Multiplying by $s$ gives

$$s^{3}\, d\left(t\right)-s^{2}\, d_{0}-s\, v_{0}+s^{2}\, b\, d\left(t\right)-s\, b\, d_{0}-s\, c\, d\left(t\right)-a=0.$$ (235)

Isolating for $d\left(t\right)$ gives

$$d\left(t\right)=\cfrac{s^{2}\, d_{0}+s\,\left(v_{0}+b\, d_{0}\right)+a}{s\,\left(s^{2}+s\, b-c\right)},$$ (236)

which is then split according to the numerator's power of $s$ using partial fractional decomposition

$$\begin{array}{rccccc} d\left(t\right)= & \underbrace{\cfrac{s... ...stem 1} & & \textrm{System 2} & & \textrm{System 3} \end{array}$$ (237)

The roots of the equation can be found by finding $s$ values for which (A.30) is invalid, or infinity. These roots are

$$r_{1}=\cfrac{-b+\sqrt{b^{2}+4c}}{2},\quad r_{2}=\cfrac{-b-\sqrt{b^{2}+4c}}{2},\quad r_{3}=0.$$ (238)

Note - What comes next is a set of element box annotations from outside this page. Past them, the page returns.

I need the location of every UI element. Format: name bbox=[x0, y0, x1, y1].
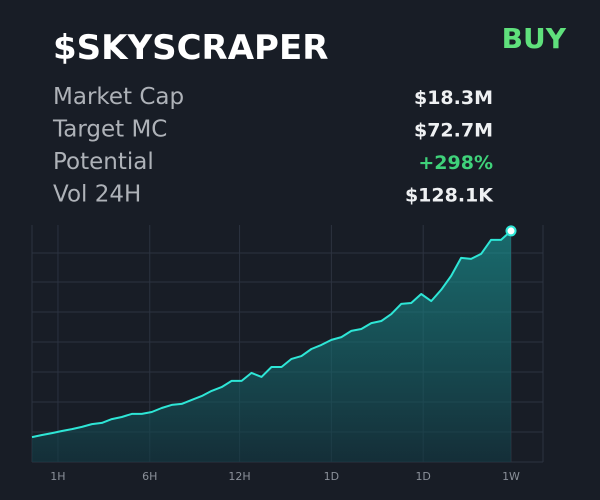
x-tick-label: 6H bbox=[142, 470, 157, 483]
x-tick-label: 1H bbox=[50, 470, 65, 483]
stat-label: Market Cap bbox=[53, 84, 184, 110]
stat-value: $18.3M bbox=[414, 87, 493, 109]
x-tick-label: 1D bbox=[415, 470, 430, 483]
stat-label: Vol 24H bbox=[53, 182, 141, 208]
buy-button[interactable]: BUY bbox=[502, 22, 567, 55]
stat-value: $72.7M bbox=[414, 120, 493, 142]
price-line bbox=[31, 230, 512, 439]
x-tick-label: 1W bbox=[502, 470, 520, 483]
stats: Market Cap $18.3M Target MC $72.7M Potential… bbox=[52, 84, 494, 208]
x-tick-label: 12H bbox=[228, 470, 250, 483]
stat-label: Potential bbox=[53, 149, 154, 175]
last-point bbox=[505, 225, 517, 237]
token-title: $SKYSCRAPER bbox=[53, 28, 328, 68]
x-tick-label: 1D bbox=[324, 470, 339, 483]
area bbox=[32, 230, 511, 462]
stat-value: $128.1K bbox=[405, 185, 494, 207]
stat-value: +298% bbox=[418, 152, 493, 174]
stat-label: Target MC bbox=[52, 117, 167, 143]
price-chart: 1H 6H 12H 1D 1D 1W bbox=[31, 225, 544, 483]
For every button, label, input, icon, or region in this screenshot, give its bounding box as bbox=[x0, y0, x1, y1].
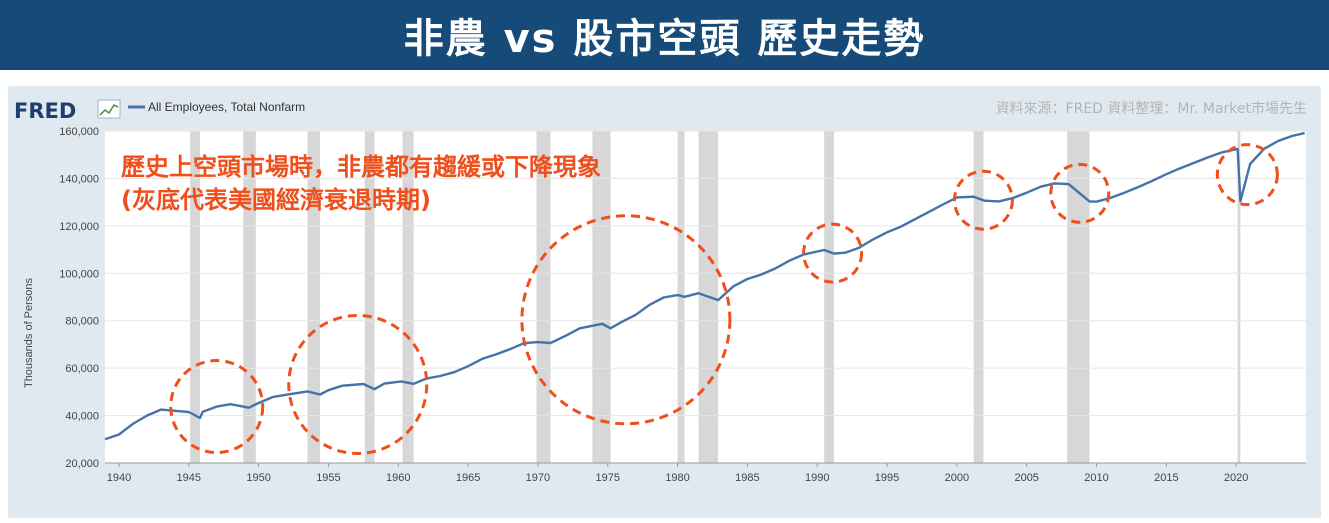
y-axis-title: Thousands of Persons bbox=[23, 277, 35, 388]
highlight-circle bbox=[520, 214, 732, 426]
x-tick-label: 1990 bbox=[805, 472, 829, 484]
page-title: 非農 vs 股市空頭 歷史走勢 bbox=[403, 16, 926, 62]
y-tick-label: 160,000 bbox=[59, 126, 99, 138]
x-tick-label: 1960 bbox=[386, 472, 410, 484]
annotation-line-1: 歷史上空頭市場時，非農都有趨緩或下降現象 bbox=[121, 153, 601, 181]
y-tick-label: 140,000 bbox=[59, 173, 99, 185]
fred-chart-icon bbox=[97, 99, 121, 119]
x-tick-label: 2015 bbox=[1154, 472, 1178, 484]
legend: All Employees, Total Nonfarm bbox=[128, 100, 305, 114]
highlight-circle bbox=[287, 313, 429, 455]
highlight-circle bbox=[169, 359, 265, 455]
x-tick-label: 1995 bbox=[875, 472, 899, 484]
x-tick-label: 1965 bbox=[456, 472, 480, 484]
x-tick-label: 2020 bbox=[1224, 472, 1248, 484]
y-tick-label: 40,000 bbox=[65, 411, 99, 423]
x-tick-label: 2000 bbox=[945, 472, 969, 484]
fred-logo: FRED bbox=[14, 99, 121, 123]
recession-band bbox=[1067, 131, 1090, 463]
highlight-circle bbox=[802, 222, 864, 284]
highlight-circle bbox=[952, 169, 1014, 231]
recession-band bbox=[307, 131, 321, 463]
x-tick-label: 1950 bbox=[246, 472, 270, 484]
recession-bands bbox=[190, 131, 1241, 463]
x-tick-label: 2010 bbox=[1084, 472, 1108, 484]
x-tick-label: 1955 bbox=[316, 472, 340, 484]
nonfarm-series-line bbox=[104, 131, 1305, 441]
highlight-circle bbox=[1049, 162, 1111, 224]
x-tick-label: 1985 bbox=[735, 472, 759, 484]
recession-band bbox=[824, 131, 834, 463]
source-note: 資料來源：FRED 資料整理：Mr. Market市場先生 bbox=[996, 100, 1307, 117]
x-tick-label: 1945 bbox=[177, 472, 201, 484]
fred-logo-text: FRED bbox=[14, 99, 76, 123]
recession-band bbox=[973, 131, 984, 463]
annotation-line-2: (灰底代表美國經濟衰退時期) bbox=[121, 186, 431, 214]
x-tick-label: 1970 bbox=[526, 472, 550, 484]
x-tick-label: 1980 bbox=[665, 472, 689, 484]
x-tick-label: 2005 bbox=[1014, 472, 1038, 484]
y-tick-label: 120,000 bbox=[59, 221, 99, 233]
recession-band bbox=[1237, 131, 1241, 463]
x-tick-labels: 1940 1945 1950 1955 1960 1965 1970 1975 1980 1985… bbox=[105, 462, 1306, 484]
y-tick-label: 80,000 bbox=[65, 316, 99, 328]
legend-label: All Employees, Total Nonfarm bbox=[148, 100, 305, 114]
recession-band bbox=[190, 131, 200, 463]
highlight-circle bbox=[1215, 143, 1279, 207]
recession-band bbox=[592, 131, 611, 463]
y-tick-labels: 20,000 40,000 60,000 80,000 100,000 120,000 14… bbox=[59, 126, 99, 470]
y-tick-label: 60,000 bbox=[65, 363, 99, 375]
chart-canvas: FRED All Employees, Total Nonfarm 資料來源：F… bbox=[14, 99, 1307, 484]
bear-market-highlights bbox=[169, 143, 1279, 455]
y-tick-label: 100,000 bbox=[59, 268, 99, 280]
y-tick-label: 20,000 bbox=[65, 458, 99, 470]
recession-band bbox=[402, 131, 414, 463]
header-banner: 非農 vs 股市空頭 歷史走勢 bbox=[0, 0, 1329, 70]
x-tick-label: 1975 bbox=[596, 472, 620, 484]
recession-band bbox=[364, 131, 375, 463]
chart-panel: FRED All Employees, Total Nonfarm 資料來源：F… bbox=[8, 86, 1321, 518]
x-tick-label: 1940 bbox=[107, 472, 131, 484]
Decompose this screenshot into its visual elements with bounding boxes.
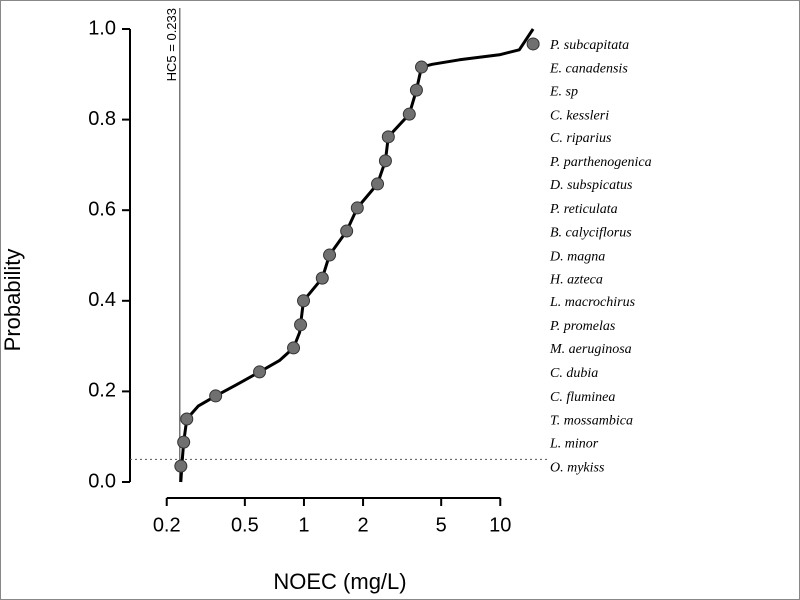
data-point <box>294 318 308 332</box>
species-label: L. minor <box>549 436 599 451</box>
species-label: E. sp <box>549 84 578 99</box>
x-tick-label: 0.2 <box>153 514 181 536</box>
species-label: P. parthenogenica <box>549 155 652 170</box>
y-tick-label: 0.2 <box>88 380 116 402</box>
species-label: O. mykiss <box>550 460 605 475</box>
species-label: C. dubia <box>550 366 598 381</box>
data-point <box>177 435 191 449</box>
species-label: L. macrochirus <box>549 295 636 310</box>
species-label: E. canadensis <box>549 61 628 76</box>
data-point <box>409 83 423 97</box>
species-label: M. aeruginosa <box>549 342 632 357</box>
data-point <box>174 459 188 473</box>
y-tick-label: 0.4 <box>88 289 116 311</box>
data-point <box>526 37 540 51</box>
species-label: C. riparius <box>550 131 612 146</box>
species-label: T. mossambica <box>550 413 633 428</box>
x-tick-label: 2 <box>357 514 368 536</box>
species-label: P. reticulata <box>549 202 618 217</box>
x-tick-label: 0.5 <box>231 514 259 536</box>
data-point <box>378 154 392 168</box>
species-label: B. calyciflorus <box>550 225 632 240</box>
species-label: P. promelas <box>549 319 616 334</box>
x-tick-label: 1 <box>298 514 309 536</box>
x-axis-label: NOEC (mg/L) <box>273 569 406 594</box>
hc5-label: HC5 = 0.233 <box>164 8 179 81</box>
data-point <box>350 201 364 215</box>
data-point <box>209 389 223 403</box>
x-tick-label: 10 <box>489 514 511 536</box>
data-point <box>323 248 337 262</box>
data-point <box>253 365 267 379</box>
y-tick-label: 0.0 <box>88 470 116 492</box>
species-label: C. fluminea <box>550 390 615 405</box>
species-label: D. subspicatus <box>549 178 633 193</box>
species-label: P. subcapitata <box>549 38 629 53</box>
data-point <box>402 107 416 121</box>
y-axis-label: Probability <box>0 249 25 352</box>
species-label: H. azteca <box>549 272 603 287</box>
data-point <box>371 177 385 191</box>
y-tick-label: 0.6 <box>88 198 116 220</box>
y-tick-label: 0.8 <box>88 108 116 130</box>
species-label: C. kessleri <box>550 108 609 123</box>
data-point <box>297 294 311 308</box>
data-point <box>315 271 329 285</box>
y-tick-label: 1.0 <box>88 17 116 39</box>
data-point <box>415 60 429 74</box>
x-tick-label: 5 <box>436 514 447 536</box>
species-label: D. magna <box>549 249 605 264</box>
data-point <box>180 412 194 426</box>
data-point <box>287 341 301 355</box>
data-point <box>340 224 354 238</box>
data-point <box>381 130 395 144</box>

In order to find the final equation for the displacement $d\left(t\right)$, a solution to each system in (A.30) must be found and added together

• System 1
  System 1 is set up such that the two roots are separated

  $$\cfrac{s\, d_{0}}{\left(s^{2}+s\, b-c\right)}=\cfrac{A_{1}}{\left(s-r_{1}\right)}+\cfrac{B_{1}}{\left(s-r_{2}\right)},$$ (239)

  
  
  where $A_1$ and $B_1$ are parameters to solve the displacement due to System 1

  $$d\left(t\right)_{1}=A_{1}\,e^{(-r_{1}\,t)}+B_{1}\,e^{(-r_{2}\,t)}.$$ (240)

  
  
  $A_1$ and $B_1$ are found using (A.32)

  $$A_{1}=d_{0}\left(1-\cfrac{r_{2}}{r_{2}-r_{1}}\right),\quad\textrm{and }B_{1}=d_{0}\cfrac{r_{2}}{r_{2}-r_{1}}.$$ (241)

  
  

• System 2
  Similar to System 1, System 2 is set up, separating the effects from the two roots

  $$\cfrac{v_{0}+b\, d_{0}}{\left(s^{2}+s\, b-c\right)}=\cfrac{A_{2}}{\left(s-r_{1}\right)}+\cfrac{B_{2}}{\left(s-r_{2}\right)},$$ (242)

  
  
  where $A_2$ and $B_2$ are parameters to solve the displacement due to System 2

  $$d\left(t\right)_{2}=A_{2}\,e^{(-r_{1}\,t)}+B_{2}\,e^{(-r_{2}\,t)}.$$ (243)

  
  
  $A_2$ and $B_2$ are found using (A.35)

  $$A_{2}=-\cfrac{v_{0}+b\, d_{0}}{r_{2}-r_{1}},\quad\textrm{and }B_{2}=\cfrac{v_{0}+b\, d_{0}}{r_{2}-r_{1}}.$$ (244)

  
  

• System 3
  System 3 has an additional root involvement from the presence of $s$ in the denominator, so the system is set up as

  $$\cfrac{a}{s\left(s^{2}+s\, b-c\right)}=\cfrac{A_{3}}{\left(s-r_{1}\right)}+\cfrac{B_{3}}{\left(s-r_{2}\right)}+\cfrac{C_{3}}{s},$$ (245)

  
  
  where $A_3$, $B_3$, and $C_3$ are parameters to solve the displacement due to System 3

  $$d\left(t\right)_{3}=A_{3}\,e^{(-r_{1}\,t)}+B_{3}\,e^{(-r_{2}\,t)}+C_{3}.$$ (246)

  
  
  $A_3$, $B_3$, and $C_3$ are found using (A.38)

  $$A_{3}=\cfrac{a}{r_{1}\left(r_{1}-r_{2}\right)},\quad B_{3}=\cfrac{a}{r_{2}\left(r_{2}-r_{1}\right)},\textrm{ and } C_{3}=\cfrac{a}{r_{1}\, r_{2}}.$$ (247)

  
  

After combining all three systems, the equation which governs the displacement at time $t$ due to velocity and displacement-dependent acceleration is given by

$$d\left(t\right)=\left(A_{1}+A_{2}+A_{3}\right)\,e^{-r_{1}\, t}+\left(B_{1}+B_{2}+B_{3}\right)\,e^{-r_{2}\, t}+C_{3}.$$ (248)

It should be noted that, if the initial displacement is set to 0, then $A_1=B_1=0$. Similarly, if the initial velocity is also set to 0, then $A_2=B_2=0$, significantly reducing the complexity of the problem.